During planning stages, I grappled with how to communicate this influx of thoughts, as I found it difficult to provide depth and narrative revolving around this singular idea. This is when I had a lightbulb moment of starting the story before even arriving at for the walk; from waking up, to eating breakfast, flicking through the television channels, before getting in the car and arriving at the park.
Many of the sounds were sourced from royalty free sound websites freesound.org and soundfx.com, as well as my own location recordings of the car, walking and park ambiance, done with a Zoom H4n microphone.
The musical score at the beginning is playful and is meant to imply the banality of the everyday activities occurring. It is also meant to symbolise the brain waking up. The music that comes in, is panned to sound like headphones are being put in the ears, firstly in the right ear before heard in both.

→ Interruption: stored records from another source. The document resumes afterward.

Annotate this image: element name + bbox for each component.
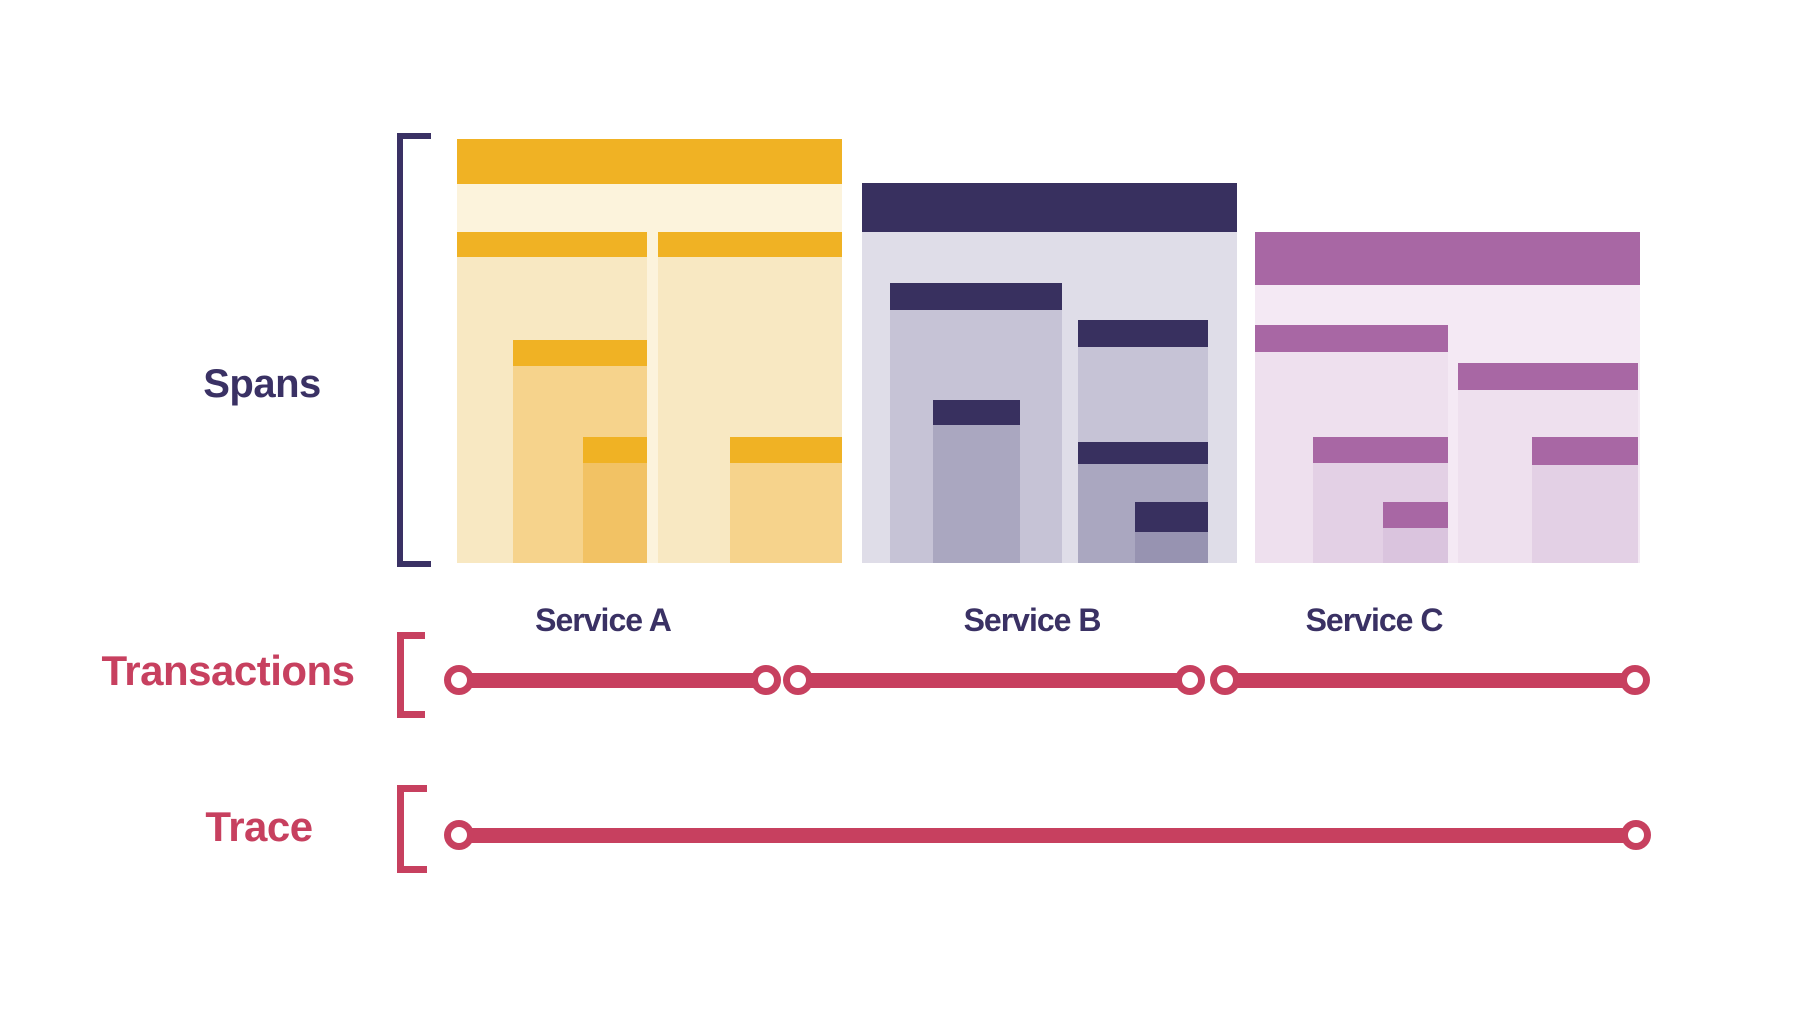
transaction-endpoint-circle bbox=[444, 665, 474, 695]
span-body bbox=[1135, 532, 1208, 563]
transaction-endpoint-circle bbox=[1210, 665, 1240, 695]
transaction-endpoint-circle bbox=[1175, 665, 1205, 695]
span-body bbox=[1383, 528, 1448, 563]
transactions-bracket bbox=[397, 632, 425, 718]
span-bar bbox=[1255, 232, 1640, 285]
span-bar bbox=[890, 283, 1062, 310]
transaction-line bbox=[459, 672, 766, 688]
spans-bracket bbox=[397, 133, 431, 567]
spans-label: Spans bbox=[203, 362, 321, 406]
transaction-endpoint-circle bbox=[751, 665, 781, 695]
span-body bbox=[1532, 465, 1638, 563]
span-body bbox=[933, 425, 1020, 563]
span-bar bbox=[513, 340, 647, 366]
span-bar bbox=[583, 437, 647, 463]
transaction-line bbox=[798, 672, 1190, 688]
span-bar bbox=[1078, 320, 1208, 347]
transaction-line bbox=[1225, 672, 1635, 688]
service-a-label: Service A bbox=[535, 602, 672, 638]
span-bar bbox=[457, 232, 647, 257]
span-bar bbox=[1255, 325, 1448, 352]
trace-endpoint-circle bbox=[444, 820, 474, 850]
span-bar bbox=[933, 400, 1020, 425]
trace-label: Trace bbox=[205, 803, 313, 850]
trace-bracket bbox=[397, 785, 427, 873]
service-c-label: Service C bbox=[1305, 602, 1444, 638]
span-body bbox=[583, 463, 647, 563]
span-bar bbox=[1078, 442, 1208, 464]
span-bar bbox=[862, 183, 1237, 232]
span-bar bbox=[1135, 502, 1208, 532]
trace-endpoint-circle bbox=[1621, 820, 1651, 850]
span-bar bbox=[730, 437, 842, 463]
span-bar bbox=[1532, 437, 1638, 465]
service-b-label: Service B bbox=[963, 602, 1102, 638]
transaction-endpoint-circle bbox=[783, 665, 813, 695]
transactions-label: Transactions bbox=[101, 647, 355, 694]
span-bar bbox=[457, 139, 842, 184]
span-bar bbox=[1383, 502, 1448, 528]
transaction-endpoint-circle bbox=[1620, 665, 1650, 695]
trace-line bbox=[459, 827, 1636, 843]
span-bar bbox=[658, 232, 842, 257]
span-bar bbox=[1313, 437, 1448, 463]
span-body bbox=[730, 463, 842, 563]
span-bar bbox=[1458, 363, 1638, 390]
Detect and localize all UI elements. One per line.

I was inspired by ‘When Time Stood Still’ by Sharon Davis, in particular, the use of reverb. Having not used it before, it helped me understand what this effect is able to create, such as accentuating a different time period or space, and in my case, the voice from within. ‘Desert Mischief’ by Kerry Fletcher uses a realist way to express a place and scene by using sounds to develop a space. I tried to replicate this notion, by making clear the shifts in locations, from the house, to the car and to the park.

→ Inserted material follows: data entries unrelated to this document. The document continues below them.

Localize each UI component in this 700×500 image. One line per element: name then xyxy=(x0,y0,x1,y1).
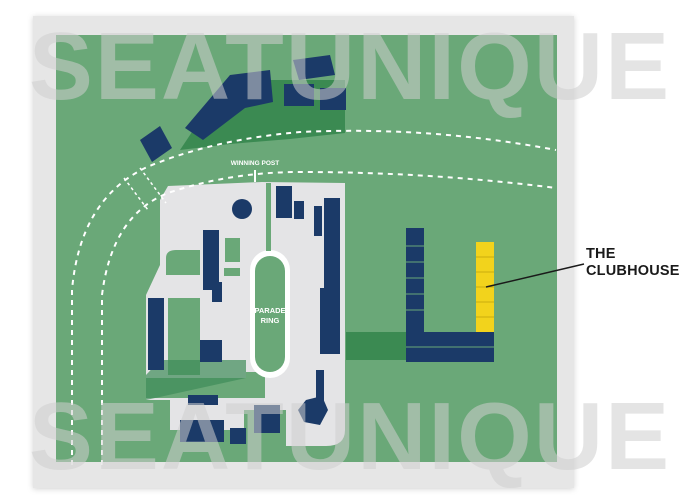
octagon-building xyxy=(298,396,328,425)
dark-lawn-south xyxy=(146,360,246,400)
round-building-north xyxy=(232,199,252,219)
north-building-2 xyxy=(185,70,273,140)
stand-2 xyxy=(294,201,304,219)
east-stand xyxy=(406,228,494,362)
small-block xyxy=(200,340,222,362)
north-building-3 xyxy=(284,84,314,106)
west-building xyxy=(148,298,164,370)
south-building-3 xyxy=(254,405,280,433)
track-inner-rail xyxy=(101,170,557,465)
lawn-connector xyxy=(346,332,408,360)
north-buildings xyxy=(140,55,346,162)
south-building-2 xyxy=(230,428,246,444)
north-building-5 xyxy=(320,88,346,110)
path-1 xyxy=(222,290,248,294)
parade-ring xyxy=(255,256,285,372)
stand-3 xyxy=(314,206,322,236)
grandstand-south xyxy=(320,288,340,354)
track-crossing-1 xyxy=(123,177,149,211)
callout-leader-line xyxy=(485,263,585,288)
north-building-4 xyxy=(293,55,335,80)
callout-line-1: THE xyxy=(586,246,616,262)
callout-line-2: CLUBHOUSE xyxy=(586,263,680,279)
east-stand-divisions xyxy=(406,245,494,348)
inner-lawn-small xyxy=(225,238,240,262)
grandstand-north xyxy=(324,198,340,288)
winning-post-label: WINNING POST xyxy=(231,160,279,167)
east-stand-column xyxy=(406,228,424,332)
track-crossing-2 xyxy=(139,167,167,204)
parade-ring-label-2: RING xyxy=(261,316,280,325)
north-building-1 xyxy=(140,126,172,162)
south-building-4 xyxy=(188,395,218,405)
inner-lawn-small-2 xyxy=(224,268,240,276)
west-stand-annex xyxy=(212,282,222,302)
inner-lawn-west xyxy=(168,298,200,375)
south-building-1 xyxy=(180,420,224,442)
clubhouse-divisions xyxy=(476,256,494,318)
south-wing xyxy=(316,370,324,402)
inner-lawn-north xyxy=(166,250,200,275)
stand-1 xyxy=(276,186,292,218)
clubhouse-callout: THE CLUBHOUSE xyxy=(586,246,680,280)
parade-ring-label: PARADE xyxy=(254,306,285,315)
horse-walkway xyxy=(266,183,271,251)
west-stand xyxy=(203,230,219,290)
enclosure-buildings xyxy=(148,186,340,444)
track-outer-rail xyxy=(71,129,557,465)
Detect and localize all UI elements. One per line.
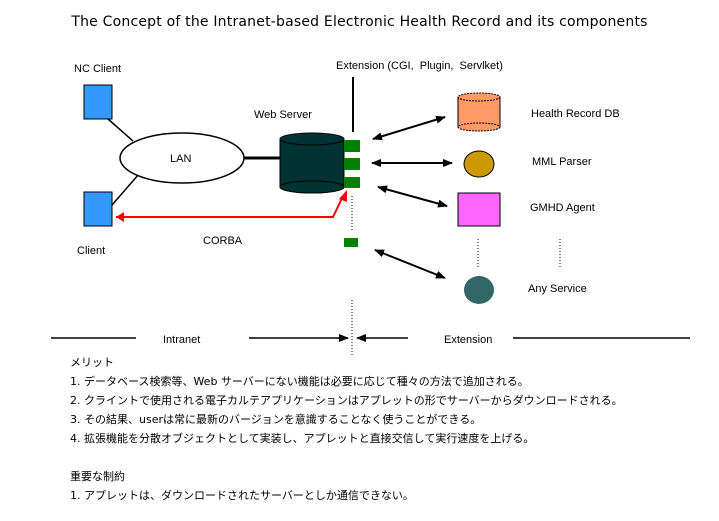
lan-label: LAN bbox=[170, 153, 191, 165]
spacer bbox=[70, 448, 623, 467]
nc-client-lan-link bbox=[107, 118, 134, 142]
arrow-health-record-db bbox=[372, 115, 446, 141]
plugin-slot-3 bbox=[344, 177, 360, 188]
merits-heading: メリット bbox=[70, 356, 114, 369]
nc-client-icon bbox=[83, 84, 113, 120]
merit-item: 1. データベース検索等、Web サーバーにない機能は必要に応じて種々の方法で追… bbox=[70, 375, 529, 388]
corba-arrowhead-server bbox=[339, 190, 347, 202]
corba-connection bbox=[116, 195, 344, 218]
architecture-diagram: NC Client Client LAN Web Server Extensio… bbox=[51, 60, 690, 355]
health-record-db-label: Health Record DB bbox=[531, 108, 620, 120]
mml-parser-icon bbox=[463, 150, 495, 178]
any-service-icon bbox=[464, 276, 494, 304]
mml-parser-label: MML Parser bbox=[532, 156, 592, 168]
gmhd-agent-icon bbox=[457, 192, 501, 227]
client-lan-link bbox=[111, 173, 140, 206]
constraint-item: 1. アプレットは、ダウンロードされたサーバーとしか通信できない。 bbox=[70, 489, 414, 502]
web-server-label: Web Server bbox=[254, 109, 312, 121]
client-icon bbox=[83, 191, 113, 227]
plugin-slot-n bbox=[344, 238, 358, 247]
extension-zone-label: Extension bbox=[444, 334, 492, 346]
merit-item: 3. その結果、userは常に最新のバージョンを意識することなく使うことができる… bbox=[70, 413, 482, 426]
plugin-slot-1 bbox=[344, 140, 360, 152]
merit-item: 4. 拡張機能を分散オブジェクトとして実装し、アプレットと直接交信して実行速度を… bbox=[70, 432, 535, 445]
merit-item: 2. クライントで使用される電子カルテアプリケーションはアプレットの形でサーバー… bbox=[70, 394, 623, 407]
diagram-title: The Concept of the Intranet-based Electr… bbox=[71, 14, 648, 30]
web-server-icon bbox=[279, 132, 345, 194]
client-label: Client bbox=[77, 245, 105, 257]
extension-plugins-label: Extension (CGI, Plugin, Servlket) bbox=[336, 60, 503, 72]
plugin-slot-2 bbox=[344, 158, 360, 170]
arrow-gmhd-agent bbox=[377, 185, 448, 208]
constraints-heading: 重要な制約 bbox=[70, 470, 125, 483]
nc-client-label: NC Client bbox=[74, 63, 121, 75]
corba-label: CORBA bbox=[203, 235, 243, 247]
notes-section: メリット 1. データベース検索等、Web サーバーにない機能は必要に応じて種々… bbox=[70, 353, 623, 505]
intranet-label: Intranet bbox=[163, 334, 200, 346]
any-service-label: Any Service bbox=[528, 283, 587, 295]
corba-arrowhead-client bbox=[116, 212, 124, 222]
health-record-db-icon bbox=[457, 92, 501, 132]
gmhd-agent-label: GMHD Agent bbox=[530, 202, 595, 214]
arrow-any-service bbox=[374, 249, 446, 279]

I still have significant improvements to work on in terms of concept, yet I think this piece shows how I was able to release slightly from my reliance on voice to tell a story. I pushed my boundaries by using FX like reverb to emphasise and alienate the overlapping voices in the mind. I used a variety of cuts, such as segues and fades to symbolise changing of locations, and also show technical and conceptual progress.
I feel as though I lost focus in terms of meeting the brief, as my locations shift, therefore the park is not the sole focus. Having an emphasis on the morning routine was relevant to my idea, but I worry I spent too long there. If I were to do it again, I would spend longer planning on how I could achieve a succinct narrative through the one location, more so focusing on ‘the park’.
Do I think I pushed myself to my absolute limit with this brief? No.
But I have learnt a lot in terms of my own attitudes towards sound vs voice, and what I am able to create when I don’t limit myself to primarily using one.